Thursday, February 10, 2022

Dreaming of Last Night in Soho

It’s clear that Edgar Wright has genre films in his blood. He first gained attention with the zombie comedy Shaun of the Dead (I admit I haven’t seen it, but you’ve got to love that title). Since then he’s worked with much bigger budgets on movies I’ve enjoyed, including the screen version of a wacky graphic novel (Scott Pilgrim vs. the World) and a slam-bang car-crash movie (Baby Driver). I just saw his latest, Last Night in Soho, and couldn’t help thinking of it as a Roger Corman release, though without the T&A. In my book, the Corman comparison is far from an insult. Last Night in Soho was doubtless much costlier than the Corman flicks of my era, and it has a far more polished look, not to mention the appearance of such classic British actors as Rita Tushingham, Terrence Stamp, and the late Diana Rigg in key roles. But like Corman movies of the Stripped to Kill variety, Last Night in Soho has wild audacity and just enough kinkiness to make it mesmerizing.  

 The classier comparison, I admit, would be to Roman Polanski’s Repulsion.
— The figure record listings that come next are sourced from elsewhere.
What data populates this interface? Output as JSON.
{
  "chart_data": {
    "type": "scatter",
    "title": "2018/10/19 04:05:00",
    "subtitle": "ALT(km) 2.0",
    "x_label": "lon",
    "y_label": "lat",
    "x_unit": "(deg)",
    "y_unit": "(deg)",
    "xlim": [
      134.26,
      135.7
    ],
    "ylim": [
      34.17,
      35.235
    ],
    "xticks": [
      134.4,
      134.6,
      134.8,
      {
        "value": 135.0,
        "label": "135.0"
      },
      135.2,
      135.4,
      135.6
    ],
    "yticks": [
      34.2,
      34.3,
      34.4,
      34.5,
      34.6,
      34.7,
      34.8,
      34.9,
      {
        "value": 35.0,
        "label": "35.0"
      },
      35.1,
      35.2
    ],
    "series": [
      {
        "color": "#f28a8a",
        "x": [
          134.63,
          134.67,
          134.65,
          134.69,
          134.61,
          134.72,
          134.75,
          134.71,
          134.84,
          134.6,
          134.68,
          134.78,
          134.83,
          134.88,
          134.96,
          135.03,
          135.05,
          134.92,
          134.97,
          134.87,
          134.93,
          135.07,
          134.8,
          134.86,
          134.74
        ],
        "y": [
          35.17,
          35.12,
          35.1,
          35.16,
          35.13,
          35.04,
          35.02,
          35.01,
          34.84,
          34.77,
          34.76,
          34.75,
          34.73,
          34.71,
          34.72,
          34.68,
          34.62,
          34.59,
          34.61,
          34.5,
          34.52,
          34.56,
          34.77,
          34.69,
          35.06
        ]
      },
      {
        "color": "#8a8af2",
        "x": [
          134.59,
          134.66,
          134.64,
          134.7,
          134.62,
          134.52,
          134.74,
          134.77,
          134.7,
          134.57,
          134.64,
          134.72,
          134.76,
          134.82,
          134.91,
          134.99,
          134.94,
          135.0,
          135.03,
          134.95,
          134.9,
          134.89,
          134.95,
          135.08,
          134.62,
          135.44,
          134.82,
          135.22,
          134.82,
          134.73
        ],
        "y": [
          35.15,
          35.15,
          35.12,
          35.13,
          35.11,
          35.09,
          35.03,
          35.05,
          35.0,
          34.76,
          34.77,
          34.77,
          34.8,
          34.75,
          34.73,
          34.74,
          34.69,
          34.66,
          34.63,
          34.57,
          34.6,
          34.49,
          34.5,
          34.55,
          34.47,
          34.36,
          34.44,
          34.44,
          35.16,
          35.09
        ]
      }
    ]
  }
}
Like that memorable psychological horror film from 1965, Last Night in Soho exists largely in the head of a deeply troubled young woman. Eloise (Thomasin McKenzie of Jojo Rabbit) leaves her loving grannie behind in Cornwall to attend a prestigious fashion institute located in a seedy part of London. Her mother had died tragically many years before, but now Ellie is filled with joy—at least at first—at the thought of making her way as a fashion designer. It’s not long, though, before she’s having disorienting visions of nighttime London in the Swinging Sixties. In these visions she herself, in all her country mousiness, seems to merge with a glamorous young nightclub singer named Sandie (Anya Taylor-Joy), a captivating vision in flowing hot-pink minidress and bouffant blonde hair. 

 Things get stranger and stranger as the two young women’s identities continue to intertwine. (The film’s brilliant cinematography, which makes elaborate use of reflective surfaces, establishes that the one character is literally the mirror image of the other.) Eventually, as the viewer scrambles to figure out the identity of the mysterious Sandie, it becomes clear that there will be blood. More than that I’d rather not say, except to note that an unexpected story twist is in the offing. You might call it cheesy, but in dramatic terms it strikes me as highly effective. Not everyone agrees, though: I note that something called the Women Film Critics Circle voted Wright into its Hall of Shame for a third-act plot element they feel is demeaning to women.  

 It's time to tip my imaginary hat to the movie’s cinematographer. Chung-hoon Chung. He is used regularly by a giant of Korean cinema, Park Chan-wook, in such masterworks as The Handmaiden, and I hope we’ll soon see more of his dazzling visuals in English-language films. Thanks to his accomplishments, the film critic of the Los Angeles Times calls Last Night in Soho “without a doubt, the best-looking film of Wright’s career.”  There are also some admirable performances, led by the two young female leads. The brunette McKenzie, with her big blue eyes, is the very picture of youthful innocence, and it’s jarring to see her evolve (via a dye job and a new hairdo) into an aspiring Sixties go-go girl. As for Taylor-Joy, who first sprang into my consciousness via TV’s The Queen’s Gambit, she seems capable of any dramatic task that’s set for her however outrageous it might be. The same goes, of course, for Edgar Wright.